Чем дольше смотрел я на старикана, тем больше узнавал его. Грязный плащ не был первым попавшимся капором — был это традиционный амитрайский мальхаштук из плотной овечьей шерсти, крашенный некогда в алость Праматери. Беспорядочная густая борода и волосы тоже не были случайны: я знал, что он весь покрыт коркой грязи, а под одеждой у него лохмотья гнилых тряпок, поскольку ничто, что не является сутью служения Матери, не имеет для него значения. Он отбрасывает треснувший мир и презирает его. Это единственный мужчина, который может поучать, не будучи жрецом, нахардал — пустынник. Мудрец из Пустошей. Тот, кто отрекся от всего, и потому открыт голосу Матери, доносящемуся из-под земли.
Я не подходил ближе, укрывшись в толпе и внимательно присматриваясь, поскольку его изборожденное, вытянутое лицо, обросшее серыми клочьями волос, казалось мне мучительно знакомым. Один глаз его был затянут мерзким бельмом, белым, словно нашлепка из молока, поросшим кровавыми жилками; старик скалил длинные, кривые зубы, вонял как стадо козлов, и я не мог вспомнить кого-то подобного, встреченного мной на своем пути, однако я чувствовал, что откуда-то его знаю.

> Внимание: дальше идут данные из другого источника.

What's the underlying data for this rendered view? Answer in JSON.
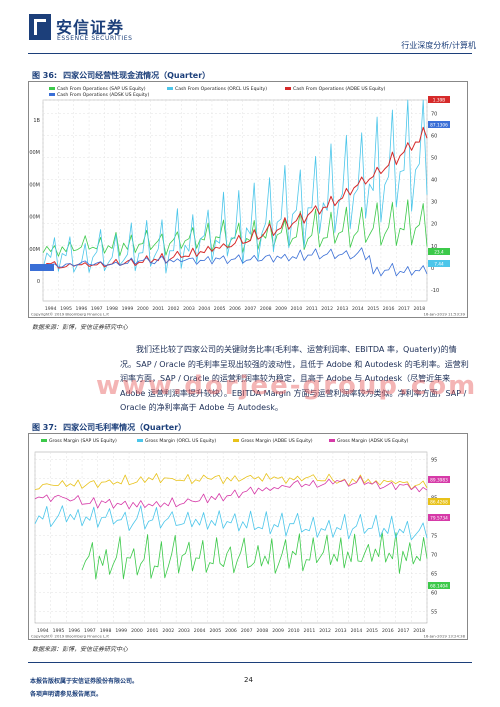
{
  "header": {
    "logo_cn": "安信证券",
    "logo_en": "ESSENCE SECURITIES",
    "report_type": "行业深度分析/计算机",
    "brand_color": "#1c3f7a"
  },
  "figure36": {
    "label": "图 36:",
    "title": "四家公司经营性现金流情况（Quarter）",
    "source": "数据来源：彭博，安信证券研究中心",
    "footnote_left": "Copyright© 2019 Bloomberg Finance L.P.",
    "footnote_right": "16-Jan-2019 11:53:39",
    "chart_data": {
      "type": "line",
      "x_years": [
        "1994",
        "1995",
        "1996",
        "1997",
        "1998",
        "1999",
        "2000",
        "2001",
        "2002",
        "2003",
        "2004",
        "2005",
        "2006",
        "2007",
        "2008",
        "2009",
        "2010",
        "2011",
        "2012",
        "2013",
        "2014",
        "2015",
        "2016",
        "2017",
        "2018"
      ],
      "left_axis": {
        "ticks": [
          "0",
          "200M",
          "400M",
          "600M",
          "800M",
          "1B"
        ],
        "range": [
          0,
          1200
        ]
      },
      "right_axis": {
        "ticks": [
          "76",
          "70",
          "60",
          "50",
          "40",
          "30",
          "20",
          "10",
          "0",
          "-10"
        ],
        "range": [
          -15,
          76
        ]
      },
      "legend": [
        {
          "name": "Cash From Operations (SAP US Equity)",
          "color": "#3cc94a"
        },
        {
          "name": "Cash From Operations (ORCL US Equity)",
          "color": "#4cc6ea"
        },
        {
          "name": "Cash From Operations (ADBE US Equity)",
          "color": "#d62a2a"
        },
        {
          "name": "Cash From Operations (ADSK US Equity)",
          "color": "#3a6fd6"
        }
      ],
      "value_tags": [
        {
          "text": "1.39B",
          "color": "#d62a2a"
        },
        {
          "text": "87.1306",
          "color": "#3a6fd6"
        },
        {
          "text": "23.4",
          "color": "#3cc94a"
        },
        {
          "text": "7.44",
          "color": "#4cc6ea"
        }
      ]
    }
  },
  "paragraph": "我们还比较了四家公司的关键财务比率(毛利率、运营利润率、EBITDA 率，Quaterly)的情况。SAP / Oracle 的毛利率呈现出较强的波动性，且低于 Adobe 和 Autodesk 的毛利率。运营利润率方面，SAP / Oracle 的运营利润率较为稳定，且高于 Adobe 与 Autodesk（尽管近年来 Adobe 运营利润率提升较快）。EBITDA Margin 方面与运营利润率较为类似。净利率方面，SAP / Oracle 的净利率高于 Adobe 与 Autodesk。",
  "watermark": "www.dorjee-group.com",
  "figure37": {
    "label": "图 37:",
    "title": "四家公司毛利率情况（Quarter）",
    "source": "数据来源：彭博，安信证券研究中心",
    "footnote_left": "Copyright© 2019 Bloomberg Finance L.P.",
    "footnote_right": "16-Jan-2019 13:24:38",
    "chart_data": {
      "type": "line",
      "x_years": [
        "1994",
        "1995",
        "1996",
        "1997",
        "1998",
        "1999",
        "2000",
        "2001",
        "2002",
        "2003",
        "2004",
        "2005",
        "2006",
        "2007",
        "2008",
        "2009",
        "2010",
        "2011",
        "2012",
        "2013",
        "2014",
        "2015",
        "2016",
        "2017",
        "2018"
      ],
      "right_axis": {
        "ticks": [
          "95",
          "90",
          "85",
          "80",
          "75",
          "70",
          "65",
          "60",
          "55"
        ],
        "range": [
          52,
          97
        ]
      },
      "legend": [
        {
          "name": "Gross Margin (SAP US Equity)",
          "color": "#3cc94a"
        },
        {
          "name": "Gross Margin (ORCL US Equity)",
          "color": "#4cc6ea"
        },
        {
          "name": "Gross Margin (ADBE US Equity)",
          "color": "#e8c21a"
        },
        {
          "name": "Gross Margin (ADSK US Equity)",
          "color": "#d63aa8"
        }
      ],
      "value_tags": [
        {
          "text": "89.3983",
          "color": "#d63aa8"
        },
        {
          "text": "86.4268",
          "color": "#e8c21a"
        },
        {
          "text": "79.5734",
          "color": "#d63aa8"
        },
        {
          "text": "68.1404",
          "color": "#3cc94a"
        }
      ]
    }
  },
  "footer": {
    "line1": "本报告版权属于安信证券股份有限公司。",
    "line2": "各项声明请参见报告尾页。",
    "page": "24"
  }
}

Сперва я думал, что просто насмотрелся во время оно на нахардалов в Маранахаре, поскольку каждый из них выглядел точно так же, как и остальные.
Измененные и прохожие, что стояли группкой сбоку, прикрывали головы полами плаща на знак покорности, некоторые тянулись к миске, наполненной чем-то черным, смачивали два пальца и рисовали себе полосу на лбу. Ничего не говорили, только смотрели на старика, склонив головы.

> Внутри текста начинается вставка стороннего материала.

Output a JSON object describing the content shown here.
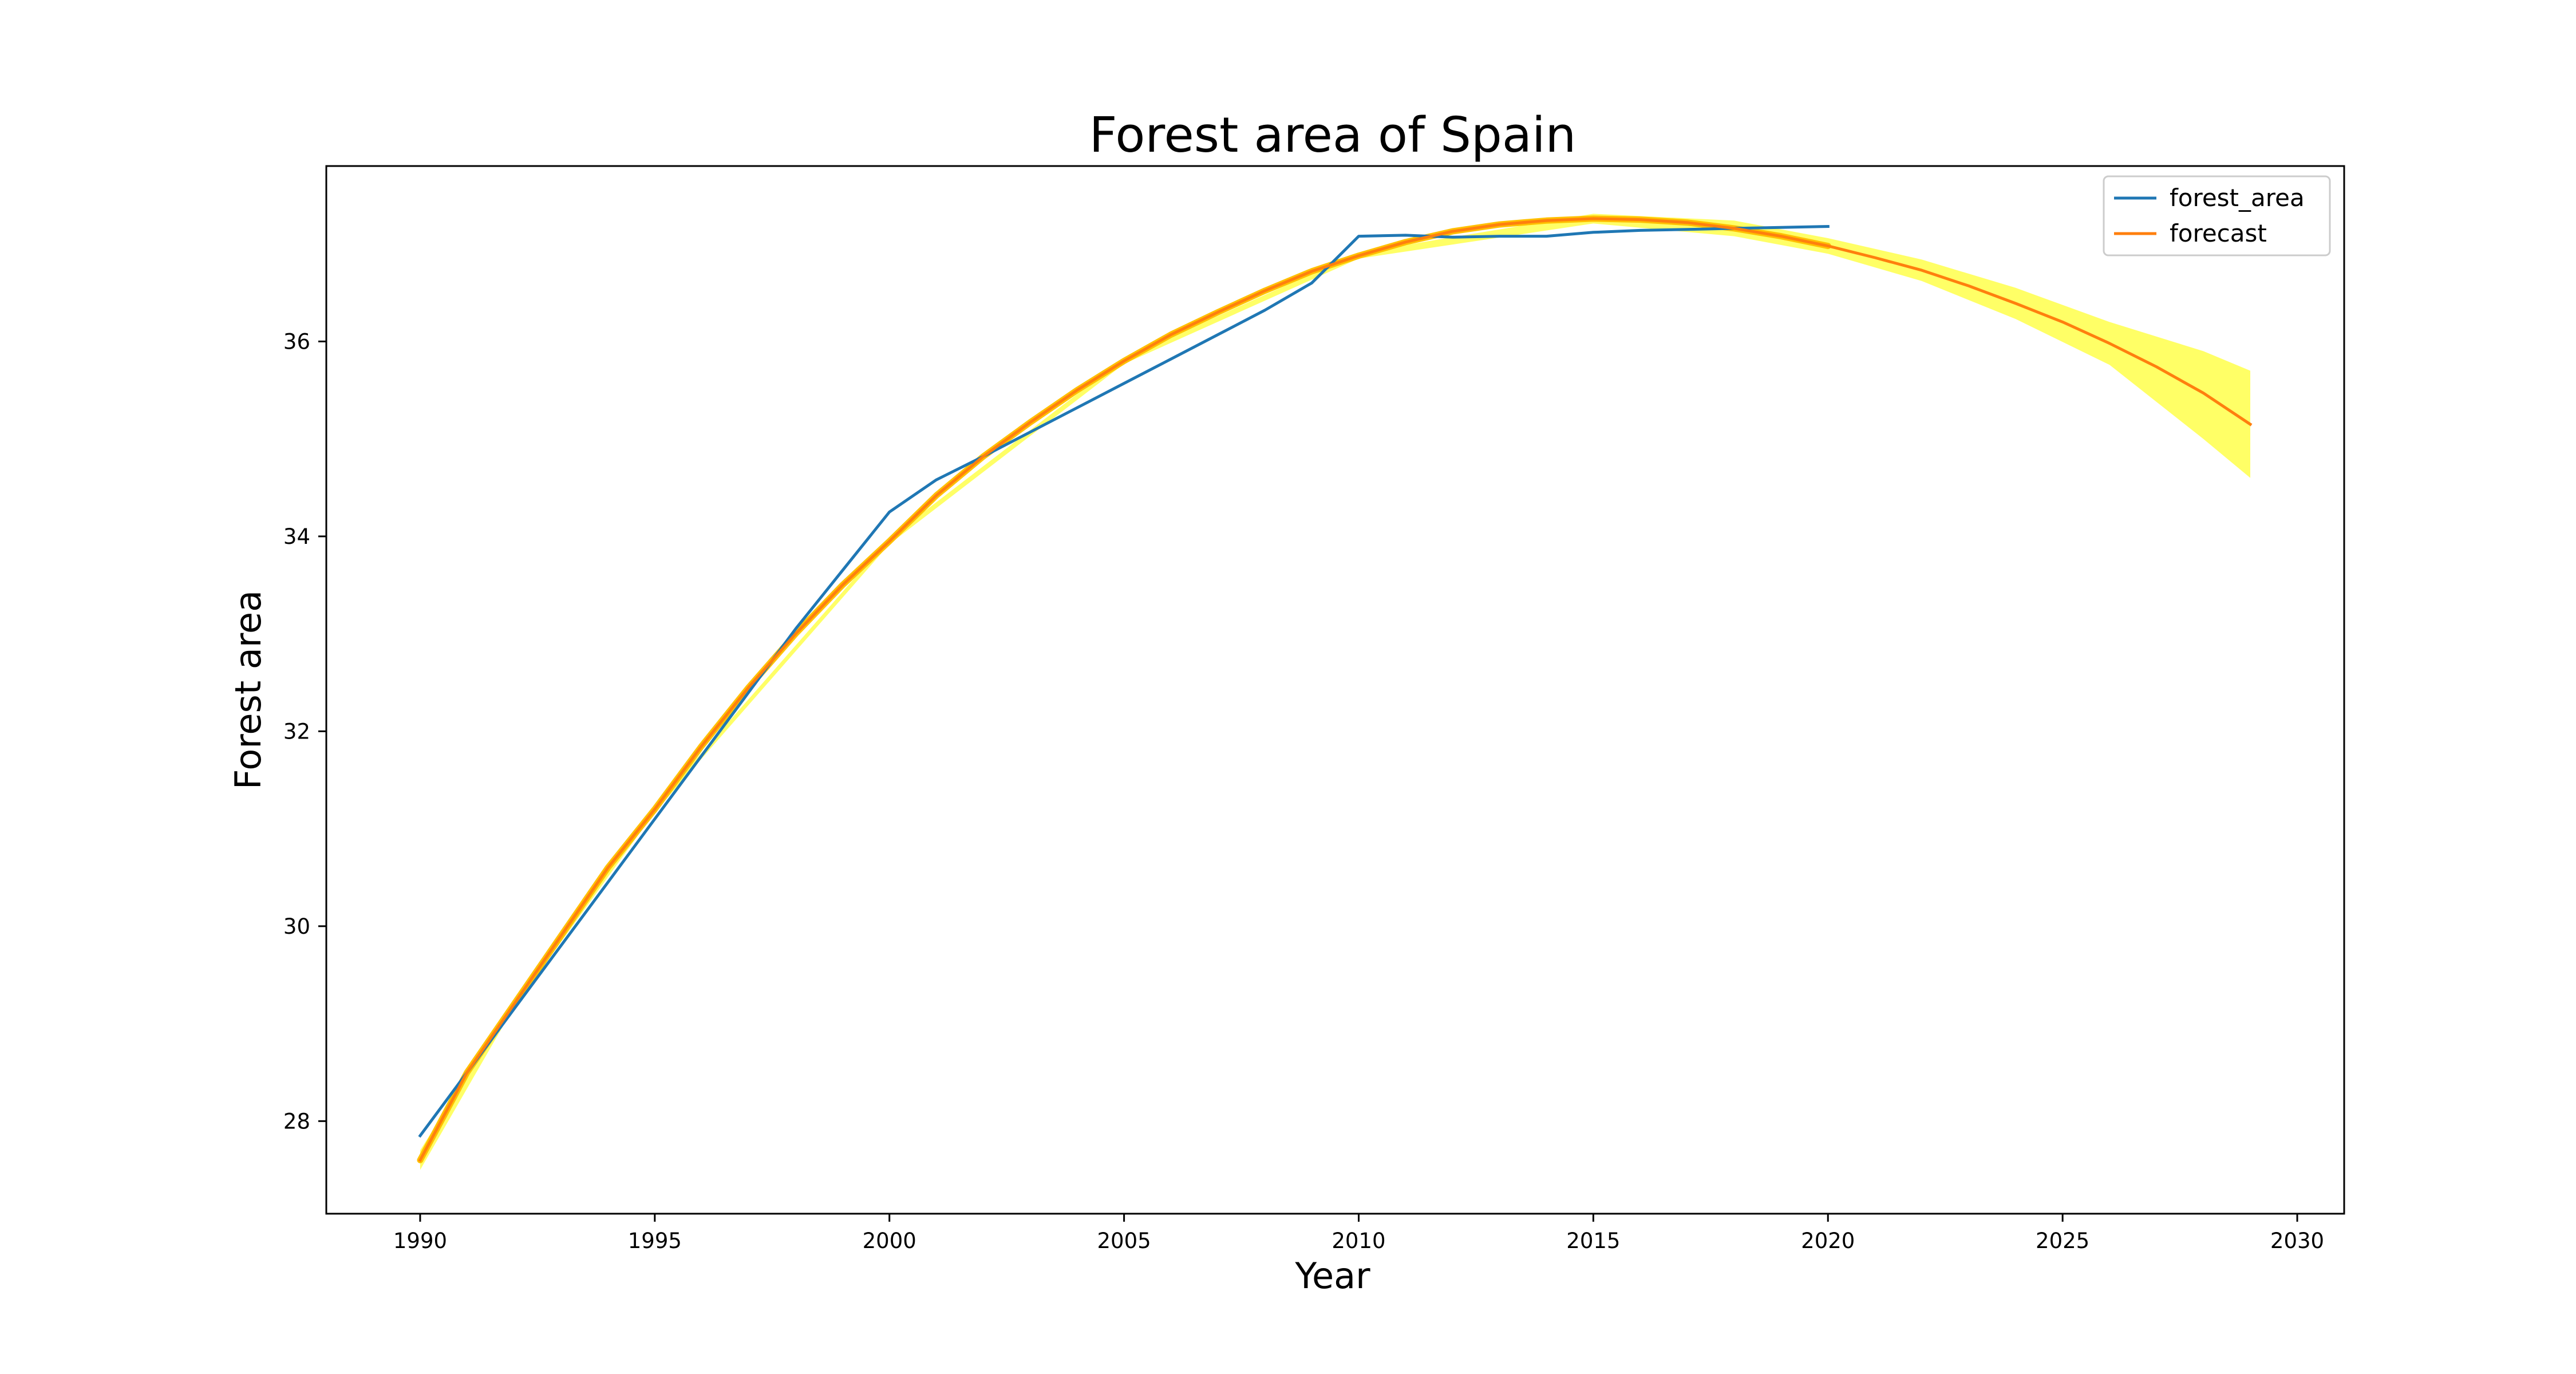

Это наверняка был символ покорности и раскаяния, потому меня удивило, что это делают и Отвергнутые. Я понятия не имел, что могло бы им понравиться в Кодексе Земли, если уж они желали быть как чудовища, пожирая слабых и делая об этом надписи на стенах. Я наблюдал за ними и понял, что они рисуют на лбу знаки раскаяния и накрывают головы лишь напоказ. Я видел их прищуренные глаза, нагло скользящие по лицам в толпе. Один из них, с массивным лицом и словно бы быковатыми чертами, стоял на широко расставленных ногах, держал двумя руками уголки платка, которым прикрывал голову, и время от времени двигал вверх-вниз руками, водя налитым взглядом вокруг, — и уж в нем точно не было никакой покорности.
Я решил присоединиться к ним. Развязав плащ, я уже собирался смазать лоб покаянной мазью, когда кто-то кинул в старика гнилым плодом. Перезревшая, мягкая слива ударила его в грудь, забрызгав всех вокруг. Стоящие поблизости крикнули и расступились, а дед замер с возмущением на окаменевшем худом лице.
— Прочь отсюда, падальщик! — крикнул городской стражник, ткнув в сторону пророка дубовой палкой. С ним было еще двое в шлемах и туниках со знаком дерева, и это именно он бросил сливу. — Не затем ты получил гостеприимство Сада, чтобы теперь лгать и проклинать людей. Заткни хлебало и слезай с колодца, прежде чем я тебя оттуда сброшу. Давай!
— Прочь, прислужник! — крикнул кто-то. — Мы можем молиться тем богам, каким захотим! Идет погибель!
Казалось, измененные только этого и ждали. Одновременно сняли с голов покаянные платки, перебросив их себе через шею, и бросились в толпу.
Раздались вопли и звуки первых ударов, стражники схватились за палки, а я освободил кафтан от чей-то хватки и выпутался из толпы, которая как раз превратилась в многоногое, бесформенное животное, кружащее по площади.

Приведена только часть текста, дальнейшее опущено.